Aw, man! Forgot to include the website where I found that article. It’s:

I would definitely like to see a good protein powder w/out the sucralose–either unsweetened or sweetened w/ stevia but like I said, in my opinion following an otherwise healthy diet somewhat compensates for this by making you strong enough to handle a little garbage. In the past I tried some unflavored/unsweetened protein powders (straight wheys),and mixed with whole raw milk and heavy cream to provide the missing casein and fat, they worked ok, but the Grow! still works somewhat better for me. I could make do with exclusively whole foods for protein, but that would mean dropping at least ten lbs. of muscle which I’d rather not do. I’ve gone without protein powder for 5 months and was able to maintain a lean 186 lbs. but I got sick of constantly eating whole foods, no matter how healthy they were. The issue of convenience is also something that’s tough to ignore these days. At any rate, I use protein powder only on my lifting days (4 days/week) and rely solely on whole foods on the other 3 days so it’s all about balance.

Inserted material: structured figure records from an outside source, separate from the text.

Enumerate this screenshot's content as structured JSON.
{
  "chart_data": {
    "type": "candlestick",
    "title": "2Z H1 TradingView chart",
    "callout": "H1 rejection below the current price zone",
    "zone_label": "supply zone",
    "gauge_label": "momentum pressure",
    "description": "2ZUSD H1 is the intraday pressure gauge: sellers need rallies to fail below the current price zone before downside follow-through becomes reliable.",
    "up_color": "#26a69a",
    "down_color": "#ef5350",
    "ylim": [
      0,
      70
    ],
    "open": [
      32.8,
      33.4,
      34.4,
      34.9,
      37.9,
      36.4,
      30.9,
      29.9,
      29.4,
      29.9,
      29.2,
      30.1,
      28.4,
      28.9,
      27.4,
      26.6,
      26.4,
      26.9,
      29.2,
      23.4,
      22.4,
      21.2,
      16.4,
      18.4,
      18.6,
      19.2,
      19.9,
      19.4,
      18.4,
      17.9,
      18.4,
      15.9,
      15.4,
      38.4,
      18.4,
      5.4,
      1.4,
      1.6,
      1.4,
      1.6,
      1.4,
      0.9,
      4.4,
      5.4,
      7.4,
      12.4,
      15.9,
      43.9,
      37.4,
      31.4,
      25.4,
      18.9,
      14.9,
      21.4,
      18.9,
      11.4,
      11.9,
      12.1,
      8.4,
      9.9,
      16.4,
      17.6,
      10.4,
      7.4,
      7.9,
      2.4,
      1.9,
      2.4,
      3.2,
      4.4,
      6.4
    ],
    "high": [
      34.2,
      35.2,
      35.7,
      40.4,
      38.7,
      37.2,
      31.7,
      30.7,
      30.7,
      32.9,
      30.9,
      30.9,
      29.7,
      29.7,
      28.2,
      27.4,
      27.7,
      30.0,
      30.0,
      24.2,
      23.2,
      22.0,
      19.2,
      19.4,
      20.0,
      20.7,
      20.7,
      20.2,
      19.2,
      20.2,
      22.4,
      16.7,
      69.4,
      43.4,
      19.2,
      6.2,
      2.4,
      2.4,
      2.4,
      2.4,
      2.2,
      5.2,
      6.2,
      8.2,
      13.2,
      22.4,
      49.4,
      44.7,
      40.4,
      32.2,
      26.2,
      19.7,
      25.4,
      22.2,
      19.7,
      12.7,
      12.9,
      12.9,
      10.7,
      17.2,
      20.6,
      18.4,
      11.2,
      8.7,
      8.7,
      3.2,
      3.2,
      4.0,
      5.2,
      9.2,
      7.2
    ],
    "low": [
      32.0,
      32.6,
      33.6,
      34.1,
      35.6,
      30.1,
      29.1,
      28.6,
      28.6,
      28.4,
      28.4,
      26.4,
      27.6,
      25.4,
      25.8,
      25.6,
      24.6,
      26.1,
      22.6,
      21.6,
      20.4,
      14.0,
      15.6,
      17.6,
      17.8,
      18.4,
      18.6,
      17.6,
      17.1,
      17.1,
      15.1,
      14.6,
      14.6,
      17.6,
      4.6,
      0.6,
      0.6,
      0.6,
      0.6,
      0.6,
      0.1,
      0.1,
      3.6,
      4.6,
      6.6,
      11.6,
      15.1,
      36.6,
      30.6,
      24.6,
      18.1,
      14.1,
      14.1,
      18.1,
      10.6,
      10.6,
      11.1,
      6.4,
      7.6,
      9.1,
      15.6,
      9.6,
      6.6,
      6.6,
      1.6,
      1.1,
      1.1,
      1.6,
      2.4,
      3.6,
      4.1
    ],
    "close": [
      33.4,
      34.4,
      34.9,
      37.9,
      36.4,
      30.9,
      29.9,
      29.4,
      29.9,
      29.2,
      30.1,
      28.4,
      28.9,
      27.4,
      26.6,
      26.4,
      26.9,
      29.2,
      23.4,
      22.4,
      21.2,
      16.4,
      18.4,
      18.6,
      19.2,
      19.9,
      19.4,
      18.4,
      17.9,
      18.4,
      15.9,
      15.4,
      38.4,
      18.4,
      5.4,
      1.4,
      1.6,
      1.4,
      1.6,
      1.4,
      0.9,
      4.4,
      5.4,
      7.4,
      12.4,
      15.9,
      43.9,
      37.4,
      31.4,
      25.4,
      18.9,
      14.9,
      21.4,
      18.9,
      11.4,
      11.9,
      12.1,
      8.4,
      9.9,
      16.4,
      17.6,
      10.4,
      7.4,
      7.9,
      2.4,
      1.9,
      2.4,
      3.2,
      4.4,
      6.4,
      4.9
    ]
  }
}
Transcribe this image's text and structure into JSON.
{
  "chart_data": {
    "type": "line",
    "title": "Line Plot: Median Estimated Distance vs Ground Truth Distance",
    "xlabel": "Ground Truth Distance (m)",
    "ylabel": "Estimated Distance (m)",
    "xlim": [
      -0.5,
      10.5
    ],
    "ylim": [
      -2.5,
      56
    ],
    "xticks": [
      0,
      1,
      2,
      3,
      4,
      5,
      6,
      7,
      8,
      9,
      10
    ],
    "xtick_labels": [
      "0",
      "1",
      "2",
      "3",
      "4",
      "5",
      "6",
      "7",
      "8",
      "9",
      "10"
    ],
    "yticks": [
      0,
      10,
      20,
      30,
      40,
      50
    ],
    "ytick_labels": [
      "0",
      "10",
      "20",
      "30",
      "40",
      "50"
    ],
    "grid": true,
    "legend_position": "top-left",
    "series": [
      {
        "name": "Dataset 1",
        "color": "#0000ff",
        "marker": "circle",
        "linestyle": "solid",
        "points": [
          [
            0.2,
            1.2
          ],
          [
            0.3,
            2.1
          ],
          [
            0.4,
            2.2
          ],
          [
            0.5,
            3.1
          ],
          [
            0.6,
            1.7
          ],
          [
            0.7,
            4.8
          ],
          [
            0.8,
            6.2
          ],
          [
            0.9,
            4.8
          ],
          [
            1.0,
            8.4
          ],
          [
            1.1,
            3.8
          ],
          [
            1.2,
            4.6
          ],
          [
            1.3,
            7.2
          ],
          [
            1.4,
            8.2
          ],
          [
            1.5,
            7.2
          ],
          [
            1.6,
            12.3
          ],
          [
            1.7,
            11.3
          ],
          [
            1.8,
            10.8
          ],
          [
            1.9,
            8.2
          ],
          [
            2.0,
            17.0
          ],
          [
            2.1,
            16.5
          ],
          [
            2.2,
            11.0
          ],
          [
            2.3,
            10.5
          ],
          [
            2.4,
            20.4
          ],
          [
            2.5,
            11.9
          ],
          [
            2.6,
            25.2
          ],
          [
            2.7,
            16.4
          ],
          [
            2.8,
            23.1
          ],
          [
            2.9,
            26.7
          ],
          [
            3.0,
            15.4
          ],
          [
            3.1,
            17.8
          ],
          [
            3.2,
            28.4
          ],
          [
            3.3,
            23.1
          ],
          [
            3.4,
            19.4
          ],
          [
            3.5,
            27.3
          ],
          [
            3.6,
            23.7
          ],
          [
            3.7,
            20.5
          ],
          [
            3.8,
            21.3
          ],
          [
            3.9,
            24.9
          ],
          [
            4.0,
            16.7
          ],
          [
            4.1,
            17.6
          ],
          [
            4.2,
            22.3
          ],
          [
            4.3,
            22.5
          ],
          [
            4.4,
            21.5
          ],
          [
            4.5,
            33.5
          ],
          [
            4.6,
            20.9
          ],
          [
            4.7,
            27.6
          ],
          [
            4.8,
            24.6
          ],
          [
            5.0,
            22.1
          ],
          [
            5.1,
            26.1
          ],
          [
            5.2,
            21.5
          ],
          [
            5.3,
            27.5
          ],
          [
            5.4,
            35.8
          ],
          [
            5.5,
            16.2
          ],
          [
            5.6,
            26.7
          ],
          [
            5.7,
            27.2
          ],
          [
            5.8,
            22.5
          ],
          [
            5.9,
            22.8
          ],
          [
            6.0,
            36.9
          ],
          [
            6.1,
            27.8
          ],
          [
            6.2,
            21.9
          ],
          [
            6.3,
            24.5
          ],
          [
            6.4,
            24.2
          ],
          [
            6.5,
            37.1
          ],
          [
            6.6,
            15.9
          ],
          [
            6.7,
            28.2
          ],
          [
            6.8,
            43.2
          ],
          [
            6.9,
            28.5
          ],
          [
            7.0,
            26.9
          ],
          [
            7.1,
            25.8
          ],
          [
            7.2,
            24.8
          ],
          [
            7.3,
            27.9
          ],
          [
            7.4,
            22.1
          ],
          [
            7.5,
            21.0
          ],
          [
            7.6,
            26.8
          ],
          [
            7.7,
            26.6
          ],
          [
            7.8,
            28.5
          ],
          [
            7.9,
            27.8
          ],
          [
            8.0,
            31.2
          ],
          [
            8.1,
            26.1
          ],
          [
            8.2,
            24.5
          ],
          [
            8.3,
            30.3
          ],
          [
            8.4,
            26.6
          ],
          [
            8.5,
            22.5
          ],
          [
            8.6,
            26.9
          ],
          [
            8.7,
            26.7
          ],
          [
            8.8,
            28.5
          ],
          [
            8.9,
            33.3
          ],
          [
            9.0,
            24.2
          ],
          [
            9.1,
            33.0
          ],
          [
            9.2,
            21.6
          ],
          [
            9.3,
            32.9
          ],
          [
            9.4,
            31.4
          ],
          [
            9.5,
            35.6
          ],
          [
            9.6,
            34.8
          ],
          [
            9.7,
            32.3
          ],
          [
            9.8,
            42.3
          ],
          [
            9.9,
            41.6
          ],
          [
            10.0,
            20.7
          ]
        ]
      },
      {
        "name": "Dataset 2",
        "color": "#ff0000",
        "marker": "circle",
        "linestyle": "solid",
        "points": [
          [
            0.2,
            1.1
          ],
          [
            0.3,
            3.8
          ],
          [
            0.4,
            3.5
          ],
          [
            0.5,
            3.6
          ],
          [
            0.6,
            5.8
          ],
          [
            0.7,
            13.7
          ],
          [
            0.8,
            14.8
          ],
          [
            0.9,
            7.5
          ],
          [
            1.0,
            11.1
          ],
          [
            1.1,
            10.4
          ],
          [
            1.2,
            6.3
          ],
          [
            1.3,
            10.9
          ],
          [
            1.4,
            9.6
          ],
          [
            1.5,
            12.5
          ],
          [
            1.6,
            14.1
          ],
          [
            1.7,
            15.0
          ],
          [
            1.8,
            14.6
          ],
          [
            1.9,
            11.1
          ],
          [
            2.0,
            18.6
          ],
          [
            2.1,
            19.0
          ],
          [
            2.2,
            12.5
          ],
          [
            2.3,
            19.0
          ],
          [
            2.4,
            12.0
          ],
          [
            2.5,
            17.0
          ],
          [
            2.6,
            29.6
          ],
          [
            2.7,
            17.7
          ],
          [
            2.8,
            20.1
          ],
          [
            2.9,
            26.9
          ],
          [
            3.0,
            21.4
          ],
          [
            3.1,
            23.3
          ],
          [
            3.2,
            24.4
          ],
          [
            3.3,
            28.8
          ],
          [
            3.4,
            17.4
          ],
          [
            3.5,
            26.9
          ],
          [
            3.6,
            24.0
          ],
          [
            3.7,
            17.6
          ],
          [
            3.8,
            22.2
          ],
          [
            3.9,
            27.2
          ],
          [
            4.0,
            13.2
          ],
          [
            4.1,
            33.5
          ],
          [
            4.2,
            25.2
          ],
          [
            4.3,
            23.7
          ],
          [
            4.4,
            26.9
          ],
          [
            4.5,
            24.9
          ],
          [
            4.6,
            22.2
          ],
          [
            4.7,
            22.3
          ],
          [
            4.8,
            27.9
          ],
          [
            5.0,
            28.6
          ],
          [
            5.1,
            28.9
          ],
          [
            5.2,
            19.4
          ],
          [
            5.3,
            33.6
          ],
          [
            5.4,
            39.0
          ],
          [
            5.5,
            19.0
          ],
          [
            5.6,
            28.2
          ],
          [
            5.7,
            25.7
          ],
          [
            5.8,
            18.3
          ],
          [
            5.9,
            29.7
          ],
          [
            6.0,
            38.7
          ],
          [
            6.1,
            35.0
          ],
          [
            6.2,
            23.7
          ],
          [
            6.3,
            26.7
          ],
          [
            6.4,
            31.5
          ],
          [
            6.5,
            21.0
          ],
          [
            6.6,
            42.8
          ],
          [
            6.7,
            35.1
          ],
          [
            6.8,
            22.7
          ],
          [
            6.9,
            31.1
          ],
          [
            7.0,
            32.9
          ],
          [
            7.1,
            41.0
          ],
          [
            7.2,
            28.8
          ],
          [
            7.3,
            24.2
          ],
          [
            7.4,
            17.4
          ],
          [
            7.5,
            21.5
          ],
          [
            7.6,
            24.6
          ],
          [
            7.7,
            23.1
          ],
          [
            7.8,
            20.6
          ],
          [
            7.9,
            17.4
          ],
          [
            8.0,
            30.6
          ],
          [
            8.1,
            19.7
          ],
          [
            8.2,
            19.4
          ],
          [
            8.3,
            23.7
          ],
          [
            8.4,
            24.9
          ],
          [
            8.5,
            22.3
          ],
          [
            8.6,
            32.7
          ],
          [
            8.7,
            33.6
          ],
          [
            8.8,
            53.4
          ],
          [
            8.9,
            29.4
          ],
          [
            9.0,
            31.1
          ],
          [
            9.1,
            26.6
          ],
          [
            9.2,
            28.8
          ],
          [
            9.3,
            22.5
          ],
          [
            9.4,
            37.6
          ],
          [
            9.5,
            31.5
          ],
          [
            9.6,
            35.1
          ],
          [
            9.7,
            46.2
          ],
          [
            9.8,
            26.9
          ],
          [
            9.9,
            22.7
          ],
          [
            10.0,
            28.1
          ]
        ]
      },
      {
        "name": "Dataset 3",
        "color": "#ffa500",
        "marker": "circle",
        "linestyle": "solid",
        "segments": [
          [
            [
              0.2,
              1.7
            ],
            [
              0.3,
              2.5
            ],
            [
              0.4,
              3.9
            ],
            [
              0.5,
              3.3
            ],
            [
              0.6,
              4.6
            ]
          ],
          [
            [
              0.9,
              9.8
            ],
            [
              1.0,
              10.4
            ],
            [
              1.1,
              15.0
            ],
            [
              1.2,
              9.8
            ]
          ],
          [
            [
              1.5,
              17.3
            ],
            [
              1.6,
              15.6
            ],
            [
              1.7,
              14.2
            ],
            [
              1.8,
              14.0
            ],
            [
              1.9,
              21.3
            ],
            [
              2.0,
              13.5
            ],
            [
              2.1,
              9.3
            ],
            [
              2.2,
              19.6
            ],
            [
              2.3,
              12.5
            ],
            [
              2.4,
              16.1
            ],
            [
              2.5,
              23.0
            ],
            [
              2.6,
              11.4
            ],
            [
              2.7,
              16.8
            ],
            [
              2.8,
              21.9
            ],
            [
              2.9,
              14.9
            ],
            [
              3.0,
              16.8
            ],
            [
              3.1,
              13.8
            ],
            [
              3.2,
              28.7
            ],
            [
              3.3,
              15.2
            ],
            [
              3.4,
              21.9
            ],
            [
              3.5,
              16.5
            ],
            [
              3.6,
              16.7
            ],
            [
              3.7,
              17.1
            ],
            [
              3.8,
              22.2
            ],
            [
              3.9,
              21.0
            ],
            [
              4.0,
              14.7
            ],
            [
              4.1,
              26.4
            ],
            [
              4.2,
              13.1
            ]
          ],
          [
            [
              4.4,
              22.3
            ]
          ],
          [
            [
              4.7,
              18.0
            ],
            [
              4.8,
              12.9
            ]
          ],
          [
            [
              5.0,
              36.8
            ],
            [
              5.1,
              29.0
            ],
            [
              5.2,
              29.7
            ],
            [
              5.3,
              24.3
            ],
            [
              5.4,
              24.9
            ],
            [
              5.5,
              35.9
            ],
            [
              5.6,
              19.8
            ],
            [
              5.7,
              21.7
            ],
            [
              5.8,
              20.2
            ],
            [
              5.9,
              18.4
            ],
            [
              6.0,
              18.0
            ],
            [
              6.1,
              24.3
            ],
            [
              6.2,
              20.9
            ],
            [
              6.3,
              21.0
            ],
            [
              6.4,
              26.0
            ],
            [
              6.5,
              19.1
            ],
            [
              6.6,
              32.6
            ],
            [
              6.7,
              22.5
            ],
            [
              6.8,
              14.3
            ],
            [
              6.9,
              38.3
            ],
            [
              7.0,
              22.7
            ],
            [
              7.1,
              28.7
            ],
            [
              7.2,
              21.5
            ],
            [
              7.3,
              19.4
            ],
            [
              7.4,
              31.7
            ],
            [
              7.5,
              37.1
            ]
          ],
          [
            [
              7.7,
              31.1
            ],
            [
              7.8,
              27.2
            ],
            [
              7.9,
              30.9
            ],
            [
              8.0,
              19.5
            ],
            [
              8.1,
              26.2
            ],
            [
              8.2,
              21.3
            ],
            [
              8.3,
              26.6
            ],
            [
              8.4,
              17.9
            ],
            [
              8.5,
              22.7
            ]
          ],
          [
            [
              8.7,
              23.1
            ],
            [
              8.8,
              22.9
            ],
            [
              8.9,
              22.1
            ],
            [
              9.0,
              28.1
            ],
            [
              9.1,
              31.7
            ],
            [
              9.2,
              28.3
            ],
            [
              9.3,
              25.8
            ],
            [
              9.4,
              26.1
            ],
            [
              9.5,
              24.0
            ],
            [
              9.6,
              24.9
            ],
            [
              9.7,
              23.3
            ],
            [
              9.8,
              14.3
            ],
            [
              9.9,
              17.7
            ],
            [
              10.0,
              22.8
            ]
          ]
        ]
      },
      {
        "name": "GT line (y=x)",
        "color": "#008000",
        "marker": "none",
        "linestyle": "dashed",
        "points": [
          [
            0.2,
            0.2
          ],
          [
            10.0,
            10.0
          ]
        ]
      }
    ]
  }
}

I eat things like oysters, kidneys and hearts on occasion but I try to eat beef or chicken liver at the very least once every two weeks. Broth however, I make a point to have every week, either chicken, duck, beef or fish–it’s without a doubt an absolute nutritional powerhouse that’s easy to make, tasty, economical and lasts. The expression-- I think it’s something to the effect of “good broth brings back the dead” is definitely well founded. Whenever my wife and I have visitors and we serve them broth, invariably they comment on how curiously good they feel following the meal. This is especially so if they’re the types that have been accustomed to eating processed junk like campbell’s “soup” all their lives.

The natural strength site is very interesting. A lot of fascinating insight into the unconventional training habits of the old time strong men. The nutrition section unfortunately seems to be dominated by mainstreamer Nancy Clark. The teachings of Vince Gironda would do the site a lot more justice, I think.

The man on my avatar is General Douglas Macarthur.